"Luck's the big thing that counts. We're all in on the deal. Some of us git the deuces an' treys, an' some git the aces. If yo're born lucky things go soft for you. But, if it warn't for luck, for the chance an' the hope of it, things 'ud be upside down an' plain anarchy in a jiffy. If it warn't the pore devil's idea that his luck has got to change for the better, mebbe ter-morrer, he'd start out an' cut his own throat, or some one else's, if he had ginger enough."
"It's hardly all luck, is it?" asked Rainey. "Look at you! You're bigger than most men, stronger, better equipped to get what you want."
"Hell!" laughed Lund. "I was lucky to be born that way. But you've got to fudge up some sort of a service to suit the gal. You've got that Bible. It ought to be easy. Simms wouldn't give a whoop, enny more'n I would. When yo're dead yo're through, so far's enny one can prove it to you. A dead body's a nuisance, an' the sooner it's got rid of the better. But if it's goin' to make the livin' feel enny better for spielin' off some fine words, why, hop to it an' make up yore speech."
Peggy Simms saved Rainey by producing a prayer-book, bringing it to Lund, her face pale but composed enough, and her shadowed eyes calm as she gave it to him.
"I reckon Rainey here 'ud read it better'n me," he said. "He's a scholar."
"If you will," asked the girl. She seemed to have outworn her first sorrow, to have obtained a grip of herself that, with the dignity of her bereavement, the very control of her undoubted grief, set up a barrier between her and Lund. Rainey was conscious of this fence behind which the girl had retreated. She was polite, but she did not ask this service as a favor, as a friendly act. Refusal, even, would not have visibly affected her, he fancied. There was an invisible armor about her that might be added to at any moment by a shield of silent scorn. Somehow, if sex had, for a swift moment, brought her and Lund into any contact, that same sex, showing another aspect, set them far apart.

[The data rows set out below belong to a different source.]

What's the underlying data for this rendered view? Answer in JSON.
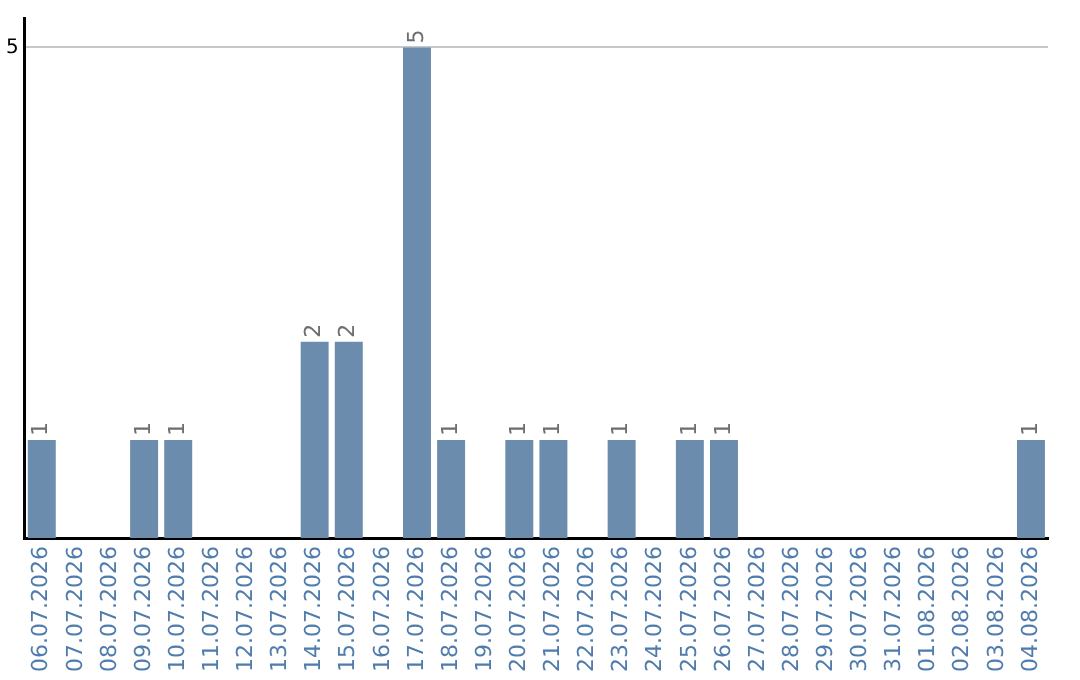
{
  "chart_data": {
    "type": "bar",
    "categories": [
      "06.07.2026",
      "07.07.2026",
      "08.07.2026",
      "09.07.2026",
      "10.07.2026",
      "11.07.2026",
      "12.07.2026",
      "13.07.2026",
      "14.07.2026",
      "15.07.2026",
      "16.07.2026",
      "17.07.2026",
      "18.07.2026",
      "19.07.2026",
      "20.07.2026",
      "21.07.2026",
      "22.07.2026",
      "23.07.2026",
      "24.07.2026",
      "25.07.2026",
      "26.07.2026",
      "27.07.2026",
      "28.07.2026",
      "29.07.2026",
      "30.07.2026",
      "31.07.2026",
      "01.08.2026",
      "02.08.2026",
      "03.08.2026",
      "04.08.2026"
    ],
    "values": [
      1,
      0,
      0,
      1,
      1,
      0,
      0,
      0,
      2,
      2,
      0,
      5,
      1,
      0,
      1,
      1,
      0,
      1,
      0,
      1,
      1,
      0,
      0,
      0,
      0,
      0,
      0,
      0,
      0,
      1
    ],
    "value_labels": [
      "1",
      null,
      null,
      "1",
      "1",
      null,
      null,
      null,
      "2",
      "2",
      null,
      "5",
      "1",
      null,
      "1",
      "1",
      null,
      "1",
      null,
      "1",
      "1",
      null,
      null,
      null,
      null,
      null,
      null,
      null,
      null,
      "1"
    ],
    "color": "#6b8cac",
    "ylim": [
      0,
      5.3
    ],
    "yticks": [
      5
    ],
    "grid": "y",
    "legend": false
  }
}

Lund showed that he felt it, running his splay fingers through his beard in evident embarrassment, while Rainey took the book silently, looking through the pages for the ritual of "Burial at Sea."

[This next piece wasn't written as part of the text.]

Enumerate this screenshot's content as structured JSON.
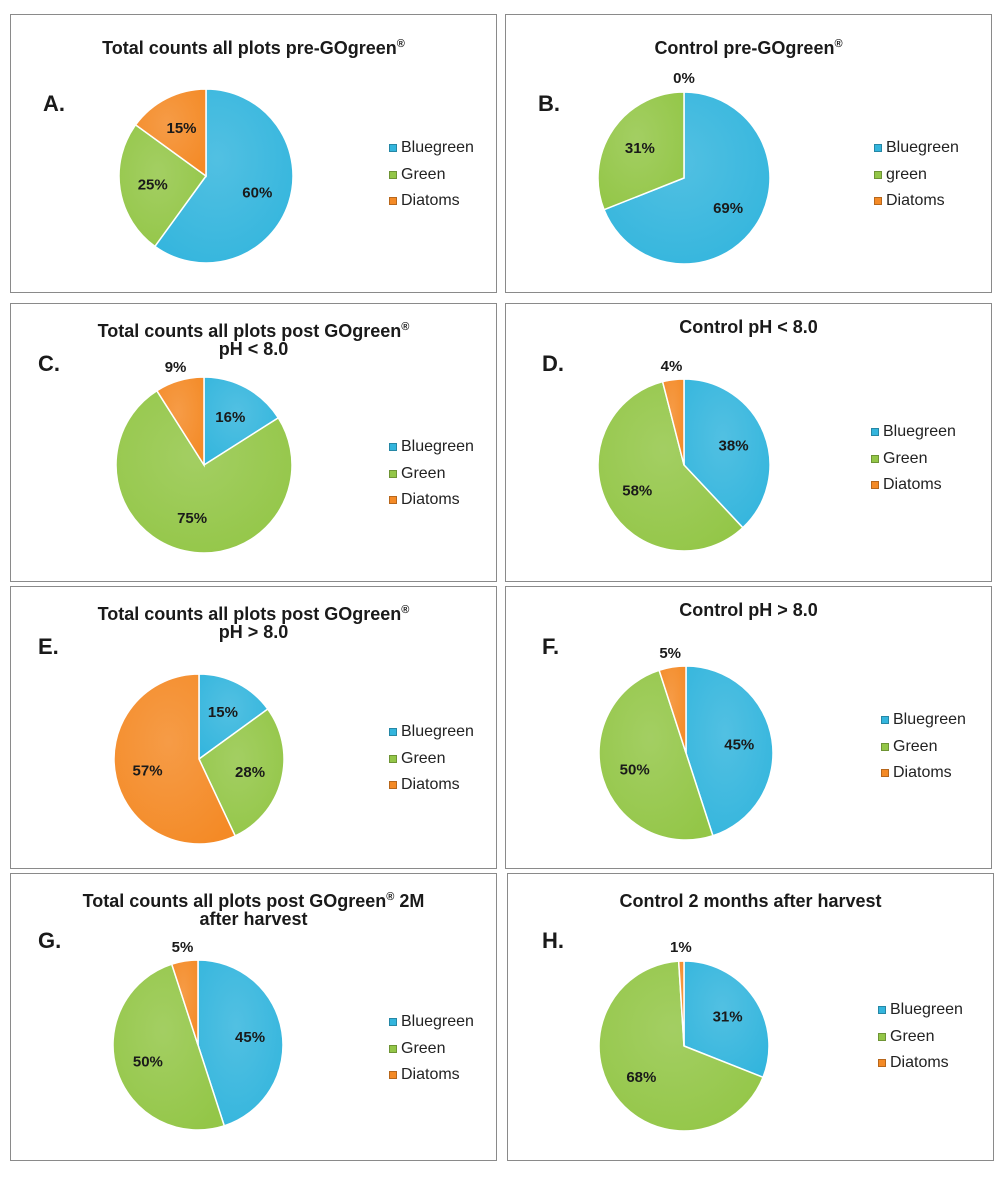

Arrangements had been made on deck long before dawn. A section of the rail had been removed and a grating arranged that could be tipped at the right moment for the consignment of the captain's body to the deep.
The sea was running in long heaves, and the sun rose in a clear sky. The ocean was free from ice, though the wind was cold. Here and there a berg, far off, caught the sparkle of the sun and, to the north, parallel to their course, the peaks of the Aleutian Isles, broken buttresses of an ancient seabridge, showed sharply against the horizon.

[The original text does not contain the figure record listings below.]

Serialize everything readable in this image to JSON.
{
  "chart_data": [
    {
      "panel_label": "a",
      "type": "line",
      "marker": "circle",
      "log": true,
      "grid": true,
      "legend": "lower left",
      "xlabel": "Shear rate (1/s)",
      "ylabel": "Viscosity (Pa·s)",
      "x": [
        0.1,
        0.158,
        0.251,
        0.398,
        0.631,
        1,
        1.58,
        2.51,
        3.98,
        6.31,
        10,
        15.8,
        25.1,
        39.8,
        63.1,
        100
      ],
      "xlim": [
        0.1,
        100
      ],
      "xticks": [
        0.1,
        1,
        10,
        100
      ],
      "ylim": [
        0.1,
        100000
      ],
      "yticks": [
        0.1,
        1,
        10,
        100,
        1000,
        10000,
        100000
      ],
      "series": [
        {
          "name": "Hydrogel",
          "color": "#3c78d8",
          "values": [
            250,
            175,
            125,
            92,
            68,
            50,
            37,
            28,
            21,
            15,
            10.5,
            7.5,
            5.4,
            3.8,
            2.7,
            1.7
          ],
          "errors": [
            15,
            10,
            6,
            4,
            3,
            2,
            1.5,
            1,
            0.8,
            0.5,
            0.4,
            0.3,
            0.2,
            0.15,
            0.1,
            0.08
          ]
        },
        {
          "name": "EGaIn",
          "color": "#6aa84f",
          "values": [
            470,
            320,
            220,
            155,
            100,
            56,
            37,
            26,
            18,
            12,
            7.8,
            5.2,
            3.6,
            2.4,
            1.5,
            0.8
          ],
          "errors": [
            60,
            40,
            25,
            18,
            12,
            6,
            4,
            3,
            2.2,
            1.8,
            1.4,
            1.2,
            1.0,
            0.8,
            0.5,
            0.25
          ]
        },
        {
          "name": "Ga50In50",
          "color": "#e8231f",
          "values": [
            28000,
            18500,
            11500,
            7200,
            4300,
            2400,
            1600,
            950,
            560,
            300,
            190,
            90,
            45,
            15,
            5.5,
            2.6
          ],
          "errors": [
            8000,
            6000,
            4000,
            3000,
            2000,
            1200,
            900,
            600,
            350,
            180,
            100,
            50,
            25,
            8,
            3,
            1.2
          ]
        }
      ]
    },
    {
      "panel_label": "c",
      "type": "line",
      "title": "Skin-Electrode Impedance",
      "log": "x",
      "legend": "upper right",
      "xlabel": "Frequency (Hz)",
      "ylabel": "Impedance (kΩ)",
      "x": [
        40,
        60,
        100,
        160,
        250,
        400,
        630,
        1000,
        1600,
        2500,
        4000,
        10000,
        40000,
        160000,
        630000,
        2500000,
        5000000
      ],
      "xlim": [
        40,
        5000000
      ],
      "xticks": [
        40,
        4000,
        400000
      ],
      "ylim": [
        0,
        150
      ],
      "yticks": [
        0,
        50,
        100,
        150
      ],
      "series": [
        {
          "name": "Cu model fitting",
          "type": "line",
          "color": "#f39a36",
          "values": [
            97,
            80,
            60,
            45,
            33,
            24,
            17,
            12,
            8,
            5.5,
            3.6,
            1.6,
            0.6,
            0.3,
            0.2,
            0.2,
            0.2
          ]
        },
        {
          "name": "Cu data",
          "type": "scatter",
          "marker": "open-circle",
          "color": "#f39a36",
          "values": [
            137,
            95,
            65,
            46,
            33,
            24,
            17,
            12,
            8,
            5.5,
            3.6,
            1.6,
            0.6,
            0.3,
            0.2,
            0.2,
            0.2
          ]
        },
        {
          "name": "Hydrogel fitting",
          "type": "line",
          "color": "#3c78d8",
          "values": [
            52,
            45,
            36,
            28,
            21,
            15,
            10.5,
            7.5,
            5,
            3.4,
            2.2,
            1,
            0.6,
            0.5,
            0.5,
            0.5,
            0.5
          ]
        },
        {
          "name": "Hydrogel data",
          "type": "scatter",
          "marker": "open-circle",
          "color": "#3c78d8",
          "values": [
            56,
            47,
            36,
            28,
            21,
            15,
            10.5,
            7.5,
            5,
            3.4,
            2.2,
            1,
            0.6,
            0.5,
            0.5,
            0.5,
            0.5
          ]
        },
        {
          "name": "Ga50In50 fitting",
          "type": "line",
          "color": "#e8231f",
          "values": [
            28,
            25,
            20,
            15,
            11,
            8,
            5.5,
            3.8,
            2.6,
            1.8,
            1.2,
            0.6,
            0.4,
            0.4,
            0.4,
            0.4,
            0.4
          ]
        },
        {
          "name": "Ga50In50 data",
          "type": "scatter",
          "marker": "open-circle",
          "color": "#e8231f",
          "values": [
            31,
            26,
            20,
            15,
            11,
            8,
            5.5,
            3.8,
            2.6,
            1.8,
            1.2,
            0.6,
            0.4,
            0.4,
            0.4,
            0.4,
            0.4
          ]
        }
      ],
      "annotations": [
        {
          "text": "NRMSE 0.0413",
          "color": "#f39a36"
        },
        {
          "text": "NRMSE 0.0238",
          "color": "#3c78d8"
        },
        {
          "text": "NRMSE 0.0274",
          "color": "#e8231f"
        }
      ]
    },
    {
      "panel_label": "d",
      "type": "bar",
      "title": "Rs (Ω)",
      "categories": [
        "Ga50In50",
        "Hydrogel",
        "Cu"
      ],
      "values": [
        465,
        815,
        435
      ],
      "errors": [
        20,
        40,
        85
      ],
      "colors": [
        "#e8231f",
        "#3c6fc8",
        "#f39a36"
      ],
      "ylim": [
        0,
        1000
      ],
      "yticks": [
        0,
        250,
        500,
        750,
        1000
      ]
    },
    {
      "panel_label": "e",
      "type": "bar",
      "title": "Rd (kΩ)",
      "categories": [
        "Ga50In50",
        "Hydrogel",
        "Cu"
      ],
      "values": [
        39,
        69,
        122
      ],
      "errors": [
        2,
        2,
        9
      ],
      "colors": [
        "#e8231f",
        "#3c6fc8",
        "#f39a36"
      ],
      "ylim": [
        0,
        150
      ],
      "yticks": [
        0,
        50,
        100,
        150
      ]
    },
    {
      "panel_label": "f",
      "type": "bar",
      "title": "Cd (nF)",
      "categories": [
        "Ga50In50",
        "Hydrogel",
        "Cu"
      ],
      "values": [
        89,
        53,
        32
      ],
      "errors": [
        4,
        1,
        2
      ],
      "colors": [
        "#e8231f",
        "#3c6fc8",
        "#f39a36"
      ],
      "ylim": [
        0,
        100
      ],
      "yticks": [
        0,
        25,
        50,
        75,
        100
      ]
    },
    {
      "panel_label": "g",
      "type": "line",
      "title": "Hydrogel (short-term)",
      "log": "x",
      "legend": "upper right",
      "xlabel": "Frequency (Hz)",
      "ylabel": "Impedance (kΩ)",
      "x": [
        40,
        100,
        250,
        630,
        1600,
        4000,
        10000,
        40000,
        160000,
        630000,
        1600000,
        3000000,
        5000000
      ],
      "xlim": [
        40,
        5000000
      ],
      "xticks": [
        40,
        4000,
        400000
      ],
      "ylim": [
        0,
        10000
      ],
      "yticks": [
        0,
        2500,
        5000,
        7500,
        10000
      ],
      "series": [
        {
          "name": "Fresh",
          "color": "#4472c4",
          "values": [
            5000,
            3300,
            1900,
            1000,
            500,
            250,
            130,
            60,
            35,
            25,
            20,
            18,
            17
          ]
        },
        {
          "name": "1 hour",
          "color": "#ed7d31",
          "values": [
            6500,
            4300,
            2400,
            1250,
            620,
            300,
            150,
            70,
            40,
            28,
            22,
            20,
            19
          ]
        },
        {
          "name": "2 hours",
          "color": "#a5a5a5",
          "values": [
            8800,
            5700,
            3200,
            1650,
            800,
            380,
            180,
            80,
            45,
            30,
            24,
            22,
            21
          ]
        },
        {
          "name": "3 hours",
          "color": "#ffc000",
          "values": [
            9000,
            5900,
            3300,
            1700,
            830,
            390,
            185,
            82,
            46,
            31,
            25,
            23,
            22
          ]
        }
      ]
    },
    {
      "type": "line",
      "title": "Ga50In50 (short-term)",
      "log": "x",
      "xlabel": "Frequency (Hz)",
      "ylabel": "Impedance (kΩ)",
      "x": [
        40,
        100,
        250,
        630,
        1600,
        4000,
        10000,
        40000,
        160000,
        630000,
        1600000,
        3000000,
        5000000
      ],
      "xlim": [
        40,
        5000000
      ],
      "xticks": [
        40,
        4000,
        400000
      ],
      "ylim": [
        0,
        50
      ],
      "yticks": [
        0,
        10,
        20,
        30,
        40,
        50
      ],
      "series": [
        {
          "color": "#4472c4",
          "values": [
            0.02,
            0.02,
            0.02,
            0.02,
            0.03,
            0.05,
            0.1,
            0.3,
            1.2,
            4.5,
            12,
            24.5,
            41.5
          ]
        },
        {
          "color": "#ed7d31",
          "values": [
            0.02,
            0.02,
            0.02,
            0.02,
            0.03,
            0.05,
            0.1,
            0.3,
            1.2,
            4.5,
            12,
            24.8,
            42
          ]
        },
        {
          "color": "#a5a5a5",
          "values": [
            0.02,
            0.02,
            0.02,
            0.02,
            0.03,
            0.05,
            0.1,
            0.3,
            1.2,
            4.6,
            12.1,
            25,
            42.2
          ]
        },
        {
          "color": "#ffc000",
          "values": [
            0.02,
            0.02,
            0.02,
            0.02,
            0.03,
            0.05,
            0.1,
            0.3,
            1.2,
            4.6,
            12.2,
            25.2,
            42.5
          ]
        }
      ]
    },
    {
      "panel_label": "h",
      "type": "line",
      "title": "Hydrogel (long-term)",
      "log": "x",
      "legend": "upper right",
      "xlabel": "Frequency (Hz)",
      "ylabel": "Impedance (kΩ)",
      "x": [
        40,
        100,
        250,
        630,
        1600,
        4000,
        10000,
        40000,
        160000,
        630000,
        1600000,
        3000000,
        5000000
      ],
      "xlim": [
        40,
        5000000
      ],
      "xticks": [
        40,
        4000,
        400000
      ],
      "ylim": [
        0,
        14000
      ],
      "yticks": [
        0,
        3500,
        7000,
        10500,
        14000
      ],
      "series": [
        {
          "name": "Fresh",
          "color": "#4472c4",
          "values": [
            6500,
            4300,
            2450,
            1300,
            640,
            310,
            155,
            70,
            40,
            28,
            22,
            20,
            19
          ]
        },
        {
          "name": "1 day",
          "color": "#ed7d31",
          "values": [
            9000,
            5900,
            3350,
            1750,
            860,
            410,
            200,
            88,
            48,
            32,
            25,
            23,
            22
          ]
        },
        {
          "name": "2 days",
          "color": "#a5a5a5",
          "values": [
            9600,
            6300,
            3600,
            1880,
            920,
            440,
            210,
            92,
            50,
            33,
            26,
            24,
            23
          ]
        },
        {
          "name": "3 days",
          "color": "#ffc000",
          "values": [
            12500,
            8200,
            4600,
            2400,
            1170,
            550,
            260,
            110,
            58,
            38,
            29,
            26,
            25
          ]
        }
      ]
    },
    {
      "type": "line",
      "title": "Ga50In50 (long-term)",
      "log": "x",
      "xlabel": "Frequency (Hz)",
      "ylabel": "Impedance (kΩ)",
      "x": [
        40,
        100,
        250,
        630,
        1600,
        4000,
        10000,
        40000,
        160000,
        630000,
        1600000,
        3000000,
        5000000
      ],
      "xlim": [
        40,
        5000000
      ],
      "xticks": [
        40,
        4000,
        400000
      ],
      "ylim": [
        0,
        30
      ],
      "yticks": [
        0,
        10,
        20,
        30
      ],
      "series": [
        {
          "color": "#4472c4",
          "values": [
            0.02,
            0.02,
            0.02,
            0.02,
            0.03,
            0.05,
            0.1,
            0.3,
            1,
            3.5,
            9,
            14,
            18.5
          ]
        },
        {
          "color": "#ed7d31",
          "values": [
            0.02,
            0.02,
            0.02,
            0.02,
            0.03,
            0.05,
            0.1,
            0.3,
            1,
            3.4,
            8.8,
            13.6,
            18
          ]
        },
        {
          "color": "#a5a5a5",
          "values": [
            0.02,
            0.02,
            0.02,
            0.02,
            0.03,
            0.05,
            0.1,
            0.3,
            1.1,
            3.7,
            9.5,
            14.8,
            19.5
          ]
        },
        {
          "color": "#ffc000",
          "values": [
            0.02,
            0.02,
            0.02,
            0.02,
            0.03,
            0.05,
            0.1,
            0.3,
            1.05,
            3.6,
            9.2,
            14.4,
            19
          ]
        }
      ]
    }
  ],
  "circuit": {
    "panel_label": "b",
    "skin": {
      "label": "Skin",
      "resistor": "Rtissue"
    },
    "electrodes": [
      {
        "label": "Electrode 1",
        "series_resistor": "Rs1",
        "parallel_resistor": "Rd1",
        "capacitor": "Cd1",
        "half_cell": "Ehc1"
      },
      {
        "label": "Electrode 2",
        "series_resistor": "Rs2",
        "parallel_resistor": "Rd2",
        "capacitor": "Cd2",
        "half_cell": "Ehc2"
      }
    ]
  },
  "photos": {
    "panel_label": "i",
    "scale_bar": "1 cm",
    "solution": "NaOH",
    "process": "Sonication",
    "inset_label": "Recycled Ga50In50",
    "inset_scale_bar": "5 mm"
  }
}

At four bells in the morning watch all hands had assembled, save for Tamada and Hansen, who appeared bearing the canvas-enveloped, flag-draped body of Simms, his sea-shroud weighted by heavy pieces of iron. Peggy Simms followed them, and, as the crew, with shuffling feet and throats that were repeatedly cleared, gathered in a semicircle, she arranged the folds of the Stars and Stripes that Hansen attached to a light line by one corner.